Face Recognition Is Out. So How Will the IRS Verify Identity?
Such problems led the IRS and many others to switch to alternatives, such as sending a code to a phone number checked against credit agency records. They also informed a 2017 overhaul of the federal guidelines for digital identity, which recommended that access to systems that can leak sensitive data or cause financial harm should require verifying a person with a photo ID or a biometric like a fingerprint. The photo check can be done in person, via video chat, or using algorithms that compare images or video of a person’s face to their ID.
At the same time, selfie checks spread among private companies such as Airbnb, Uber, Lyft, Stripe, and cryptocurrency exchange Coinbase.
ID.me, a Virginia-based startup, pioneered face recognition for identity proofing at government agencies, and in 2018 it became the first provider certified against NIST’s 2017 guidelines. The pandemic has boosted its business. More than two dozen state employment agencies have deployed ID.me since the pandemic began, often touting the service as a way to speed the processing of claims while preventing the fraud that has plagued pandemic aid programs.
Even before the recent outcry about IRS use of ID.me, the company had its critics. Individuals complained of waiting for hours or even months to remedy a failed selfie check; privacy experts pointed out that harvesting selfies creates new vulnerabilities. California’s state auditor said last year that while the company’s system improved processing of employment claims, it rejected an estimated 20 percent of legitimate claimants in its early months of use.
Daniela Urban, executive director of the Center for Workers’ Rights, a Sacramento, California, nonprofit that helps low-wage workers and their families, says that when California’s Employment Development Department adopted ID.me in late 2020 it immediately created “a huge barrier” for many of her clients.
The service’s default workflow required both a smartphone and a laptop or other device, something many low-income people lack. And helping people from a distance became much harder. When clients now call with ID.me problems, Urban and her staff tell them to apply using paper forms instead. “We found this was the easiest workaround, because claimants were spending weeks or months trying to find someone they knew with a computer or phone who could help them,” Urban says.
The IRS did not respond to a query about how it would verify identity without using face recognition. Kathleen Moriarty, chief technology officer at the Center for Internet Security, says the strong backlash to the IRS may prompt security experts and standards-setters to reconsider if or when face recognition is an acceptable way to verify identity online. “Sometimes we come to a place where we have to rethink decisions on how to use technology,” she says.

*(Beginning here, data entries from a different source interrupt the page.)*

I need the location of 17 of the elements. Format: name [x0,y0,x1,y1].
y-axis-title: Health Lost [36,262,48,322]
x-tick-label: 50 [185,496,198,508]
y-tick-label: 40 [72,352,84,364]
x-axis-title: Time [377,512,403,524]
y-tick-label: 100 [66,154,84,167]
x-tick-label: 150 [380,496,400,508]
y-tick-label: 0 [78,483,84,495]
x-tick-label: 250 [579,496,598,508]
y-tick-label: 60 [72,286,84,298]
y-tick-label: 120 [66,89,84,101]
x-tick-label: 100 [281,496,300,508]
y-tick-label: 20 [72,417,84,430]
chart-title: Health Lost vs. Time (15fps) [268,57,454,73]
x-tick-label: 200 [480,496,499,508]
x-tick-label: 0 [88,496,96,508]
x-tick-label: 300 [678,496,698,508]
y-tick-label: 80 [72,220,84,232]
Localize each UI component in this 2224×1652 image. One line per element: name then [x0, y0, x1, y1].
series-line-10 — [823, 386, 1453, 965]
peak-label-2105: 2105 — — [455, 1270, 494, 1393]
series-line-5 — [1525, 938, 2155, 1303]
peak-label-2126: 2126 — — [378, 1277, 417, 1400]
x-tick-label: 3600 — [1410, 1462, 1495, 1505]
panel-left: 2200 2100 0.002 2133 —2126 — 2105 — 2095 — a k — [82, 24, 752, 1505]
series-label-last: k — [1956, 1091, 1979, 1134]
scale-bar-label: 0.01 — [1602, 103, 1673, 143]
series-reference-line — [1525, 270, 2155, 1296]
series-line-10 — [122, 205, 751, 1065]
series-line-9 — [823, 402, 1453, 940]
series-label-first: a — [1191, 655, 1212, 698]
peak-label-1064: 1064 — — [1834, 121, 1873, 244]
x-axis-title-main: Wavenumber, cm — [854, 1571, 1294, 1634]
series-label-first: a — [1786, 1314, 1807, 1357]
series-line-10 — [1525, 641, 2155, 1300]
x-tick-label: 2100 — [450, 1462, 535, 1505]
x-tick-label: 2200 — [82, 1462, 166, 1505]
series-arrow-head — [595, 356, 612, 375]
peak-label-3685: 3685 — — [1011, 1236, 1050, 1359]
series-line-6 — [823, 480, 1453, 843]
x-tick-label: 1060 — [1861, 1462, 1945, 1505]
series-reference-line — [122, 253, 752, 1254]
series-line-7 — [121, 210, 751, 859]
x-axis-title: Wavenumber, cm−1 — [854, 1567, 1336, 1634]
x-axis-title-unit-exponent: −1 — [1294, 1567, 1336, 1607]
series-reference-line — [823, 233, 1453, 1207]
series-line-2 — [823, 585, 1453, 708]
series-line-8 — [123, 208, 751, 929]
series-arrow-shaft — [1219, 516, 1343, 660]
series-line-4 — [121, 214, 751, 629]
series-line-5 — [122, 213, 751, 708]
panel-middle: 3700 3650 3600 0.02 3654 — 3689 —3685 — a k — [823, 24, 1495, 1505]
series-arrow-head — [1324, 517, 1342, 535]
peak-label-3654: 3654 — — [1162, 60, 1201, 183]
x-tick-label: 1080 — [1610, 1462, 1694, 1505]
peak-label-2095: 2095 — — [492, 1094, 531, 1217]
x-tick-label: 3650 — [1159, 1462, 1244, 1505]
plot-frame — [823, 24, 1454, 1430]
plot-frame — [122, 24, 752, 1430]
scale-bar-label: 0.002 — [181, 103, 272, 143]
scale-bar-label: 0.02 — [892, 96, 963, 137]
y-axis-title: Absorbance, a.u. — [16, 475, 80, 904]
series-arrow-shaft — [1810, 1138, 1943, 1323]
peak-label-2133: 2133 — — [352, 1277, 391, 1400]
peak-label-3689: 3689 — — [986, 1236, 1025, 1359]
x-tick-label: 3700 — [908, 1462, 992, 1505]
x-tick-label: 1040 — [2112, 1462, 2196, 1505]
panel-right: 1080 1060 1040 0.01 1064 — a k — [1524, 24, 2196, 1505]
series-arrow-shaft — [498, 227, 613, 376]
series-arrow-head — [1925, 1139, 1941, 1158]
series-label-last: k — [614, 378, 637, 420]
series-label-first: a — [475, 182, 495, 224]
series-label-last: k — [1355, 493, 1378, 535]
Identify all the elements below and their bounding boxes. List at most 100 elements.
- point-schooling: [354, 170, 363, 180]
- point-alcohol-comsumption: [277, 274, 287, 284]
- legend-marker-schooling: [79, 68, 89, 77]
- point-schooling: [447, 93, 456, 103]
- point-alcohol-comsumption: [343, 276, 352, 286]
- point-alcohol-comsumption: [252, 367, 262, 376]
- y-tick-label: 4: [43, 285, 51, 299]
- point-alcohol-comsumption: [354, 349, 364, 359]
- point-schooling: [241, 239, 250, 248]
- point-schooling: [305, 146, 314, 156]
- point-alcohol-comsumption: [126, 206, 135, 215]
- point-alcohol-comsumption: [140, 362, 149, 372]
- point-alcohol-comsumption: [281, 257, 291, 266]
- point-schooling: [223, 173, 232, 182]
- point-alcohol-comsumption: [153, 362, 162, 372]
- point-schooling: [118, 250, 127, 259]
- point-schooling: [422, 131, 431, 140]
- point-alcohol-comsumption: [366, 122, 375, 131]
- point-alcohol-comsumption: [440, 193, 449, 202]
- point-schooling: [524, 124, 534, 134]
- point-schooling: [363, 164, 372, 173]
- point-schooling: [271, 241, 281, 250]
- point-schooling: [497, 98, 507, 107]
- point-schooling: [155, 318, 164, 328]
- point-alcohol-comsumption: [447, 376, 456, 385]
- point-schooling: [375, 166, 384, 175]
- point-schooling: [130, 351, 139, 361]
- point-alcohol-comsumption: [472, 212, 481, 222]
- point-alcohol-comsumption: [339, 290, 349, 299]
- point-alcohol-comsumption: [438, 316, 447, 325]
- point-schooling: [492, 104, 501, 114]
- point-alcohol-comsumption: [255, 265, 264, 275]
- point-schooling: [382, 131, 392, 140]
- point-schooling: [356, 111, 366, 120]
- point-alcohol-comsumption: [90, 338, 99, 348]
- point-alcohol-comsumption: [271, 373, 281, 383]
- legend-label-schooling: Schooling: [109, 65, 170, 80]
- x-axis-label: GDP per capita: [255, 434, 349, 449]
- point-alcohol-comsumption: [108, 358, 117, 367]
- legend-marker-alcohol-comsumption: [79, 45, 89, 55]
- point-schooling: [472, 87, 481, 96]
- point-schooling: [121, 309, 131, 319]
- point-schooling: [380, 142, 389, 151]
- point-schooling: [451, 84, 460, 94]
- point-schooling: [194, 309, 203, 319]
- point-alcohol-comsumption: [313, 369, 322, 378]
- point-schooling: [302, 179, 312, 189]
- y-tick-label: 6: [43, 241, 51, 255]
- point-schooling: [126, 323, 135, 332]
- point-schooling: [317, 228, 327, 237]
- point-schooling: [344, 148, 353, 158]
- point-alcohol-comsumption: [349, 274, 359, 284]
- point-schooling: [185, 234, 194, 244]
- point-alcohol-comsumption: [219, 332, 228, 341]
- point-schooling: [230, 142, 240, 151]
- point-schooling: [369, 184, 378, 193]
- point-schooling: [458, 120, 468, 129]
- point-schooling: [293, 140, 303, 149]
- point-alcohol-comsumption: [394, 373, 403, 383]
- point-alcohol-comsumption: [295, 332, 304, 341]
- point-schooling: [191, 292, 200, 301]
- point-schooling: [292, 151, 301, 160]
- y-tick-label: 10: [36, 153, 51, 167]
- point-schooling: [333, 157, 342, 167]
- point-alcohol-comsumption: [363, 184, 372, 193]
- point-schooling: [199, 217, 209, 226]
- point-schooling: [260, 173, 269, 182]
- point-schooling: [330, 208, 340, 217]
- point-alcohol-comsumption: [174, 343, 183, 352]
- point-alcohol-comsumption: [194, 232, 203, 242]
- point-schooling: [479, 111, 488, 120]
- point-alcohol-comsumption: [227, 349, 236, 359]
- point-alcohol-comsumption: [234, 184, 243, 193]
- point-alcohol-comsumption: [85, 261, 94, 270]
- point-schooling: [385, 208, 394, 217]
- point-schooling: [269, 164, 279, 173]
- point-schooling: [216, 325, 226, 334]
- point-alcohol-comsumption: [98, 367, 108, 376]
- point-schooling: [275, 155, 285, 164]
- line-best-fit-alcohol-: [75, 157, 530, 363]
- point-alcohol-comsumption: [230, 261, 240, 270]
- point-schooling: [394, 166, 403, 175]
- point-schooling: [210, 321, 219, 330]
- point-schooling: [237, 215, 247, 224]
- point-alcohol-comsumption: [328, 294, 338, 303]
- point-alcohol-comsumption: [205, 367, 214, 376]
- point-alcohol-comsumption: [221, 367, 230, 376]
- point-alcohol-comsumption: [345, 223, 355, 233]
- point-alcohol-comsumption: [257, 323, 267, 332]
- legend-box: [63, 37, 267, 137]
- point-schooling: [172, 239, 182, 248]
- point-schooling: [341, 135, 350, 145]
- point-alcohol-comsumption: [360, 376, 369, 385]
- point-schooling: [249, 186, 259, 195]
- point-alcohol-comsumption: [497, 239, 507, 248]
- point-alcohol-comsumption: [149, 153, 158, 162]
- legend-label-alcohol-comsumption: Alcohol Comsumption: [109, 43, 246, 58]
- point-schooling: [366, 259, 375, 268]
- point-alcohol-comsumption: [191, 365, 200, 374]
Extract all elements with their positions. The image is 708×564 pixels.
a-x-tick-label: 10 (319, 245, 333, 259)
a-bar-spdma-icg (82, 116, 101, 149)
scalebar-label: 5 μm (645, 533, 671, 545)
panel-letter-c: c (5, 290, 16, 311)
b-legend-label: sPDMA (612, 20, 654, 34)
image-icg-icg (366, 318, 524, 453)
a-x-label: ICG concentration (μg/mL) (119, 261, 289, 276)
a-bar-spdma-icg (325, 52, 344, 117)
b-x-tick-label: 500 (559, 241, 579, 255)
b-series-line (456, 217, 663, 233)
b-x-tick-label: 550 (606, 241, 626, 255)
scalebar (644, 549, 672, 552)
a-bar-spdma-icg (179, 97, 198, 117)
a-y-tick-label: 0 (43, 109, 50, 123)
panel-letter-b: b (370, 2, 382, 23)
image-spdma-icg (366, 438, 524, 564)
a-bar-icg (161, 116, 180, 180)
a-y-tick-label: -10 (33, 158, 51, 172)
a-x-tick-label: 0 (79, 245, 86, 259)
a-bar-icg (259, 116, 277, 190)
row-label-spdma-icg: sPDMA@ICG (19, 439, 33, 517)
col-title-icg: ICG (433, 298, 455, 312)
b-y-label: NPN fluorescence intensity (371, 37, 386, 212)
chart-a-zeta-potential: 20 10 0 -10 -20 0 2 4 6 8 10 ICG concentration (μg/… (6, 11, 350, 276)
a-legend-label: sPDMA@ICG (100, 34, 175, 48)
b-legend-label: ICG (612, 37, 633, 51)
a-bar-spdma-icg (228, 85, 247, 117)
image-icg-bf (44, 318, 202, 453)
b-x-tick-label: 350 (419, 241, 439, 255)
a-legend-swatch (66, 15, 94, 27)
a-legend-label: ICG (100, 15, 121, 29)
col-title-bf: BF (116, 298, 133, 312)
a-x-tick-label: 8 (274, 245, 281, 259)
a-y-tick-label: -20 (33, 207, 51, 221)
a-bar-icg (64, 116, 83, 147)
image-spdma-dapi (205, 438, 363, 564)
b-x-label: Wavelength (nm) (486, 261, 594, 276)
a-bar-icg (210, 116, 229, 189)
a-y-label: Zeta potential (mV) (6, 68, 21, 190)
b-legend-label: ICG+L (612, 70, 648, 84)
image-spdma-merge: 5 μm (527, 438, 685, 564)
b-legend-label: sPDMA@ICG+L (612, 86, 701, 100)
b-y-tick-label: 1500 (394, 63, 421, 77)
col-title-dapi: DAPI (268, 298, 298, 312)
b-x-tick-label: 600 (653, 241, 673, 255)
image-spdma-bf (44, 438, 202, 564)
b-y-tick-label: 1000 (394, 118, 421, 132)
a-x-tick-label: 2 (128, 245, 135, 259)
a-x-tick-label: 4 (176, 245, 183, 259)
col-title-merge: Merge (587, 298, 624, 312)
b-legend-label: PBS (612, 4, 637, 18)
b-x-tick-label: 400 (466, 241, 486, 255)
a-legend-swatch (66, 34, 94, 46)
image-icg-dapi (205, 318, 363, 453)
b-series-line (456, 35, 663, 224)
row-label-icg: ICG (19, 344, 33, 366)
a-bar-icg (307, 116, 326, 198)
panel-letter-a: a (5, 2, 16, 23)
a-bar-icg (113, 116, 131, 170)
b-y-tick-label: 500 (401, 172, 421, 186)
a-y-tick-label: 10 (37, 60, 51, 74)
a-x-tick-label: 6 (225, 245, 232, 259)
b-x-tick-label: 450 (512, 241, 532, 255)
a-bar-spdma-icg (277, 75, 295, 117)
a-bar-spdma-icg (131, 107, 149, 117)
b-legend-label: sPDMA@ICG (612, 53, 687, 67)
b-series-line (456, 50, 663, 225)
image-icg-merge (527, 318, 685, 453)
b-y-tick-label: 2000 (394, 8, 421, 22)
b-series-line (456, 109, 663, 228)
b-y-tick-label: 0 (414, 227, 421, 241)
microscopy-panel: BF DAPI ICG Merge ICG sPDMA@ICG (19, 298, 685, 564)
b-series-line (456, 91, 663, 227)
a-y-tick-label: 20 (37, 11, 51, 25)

ID.me’s CEO, Blake Hall, says he has been rethinking some of his own decisions. “There’s a group of users we didn’t account for,” Hall says. “We’re now very aware there’s a need to offer them a pathway too.” ID.me will now let agencies offer people a choice between automated processing with face recognition or a video chat with an agent, a process that was previously only a fallback if face recognition failed. Hall says he is hiring hundreds more agents to staff those chats, but that early tests suggest more than 95 percent of people choose face recognition. The company also has 700 locations for in-person ID verification across the US.
Even before the IRS controversy, at least one federal agency was skittish about using face recognition for online ID checks. The Social Security Administration warned NIST in 2020 of “privacy, usability, and policy concerns” about the technology. “In preliminary testing, we have found a sizable number of customers are uncomfortable submitting a photograph or lack the technical knowledge or hardware to do so successfully,” the agency wrote. It cited concerns about potential bias affecting minority groups and asked that alternatives be permitted. NIST is due to publish an updated draft of its digital identity guidelines this year, and after public comment will finalize it in 2023.
For now, the IRS and other agencies are likely to rely on established but imperfect mechanisms like verification codes sent by text message—despite the growth of “SIM-swapping” attacks that can hijack the process.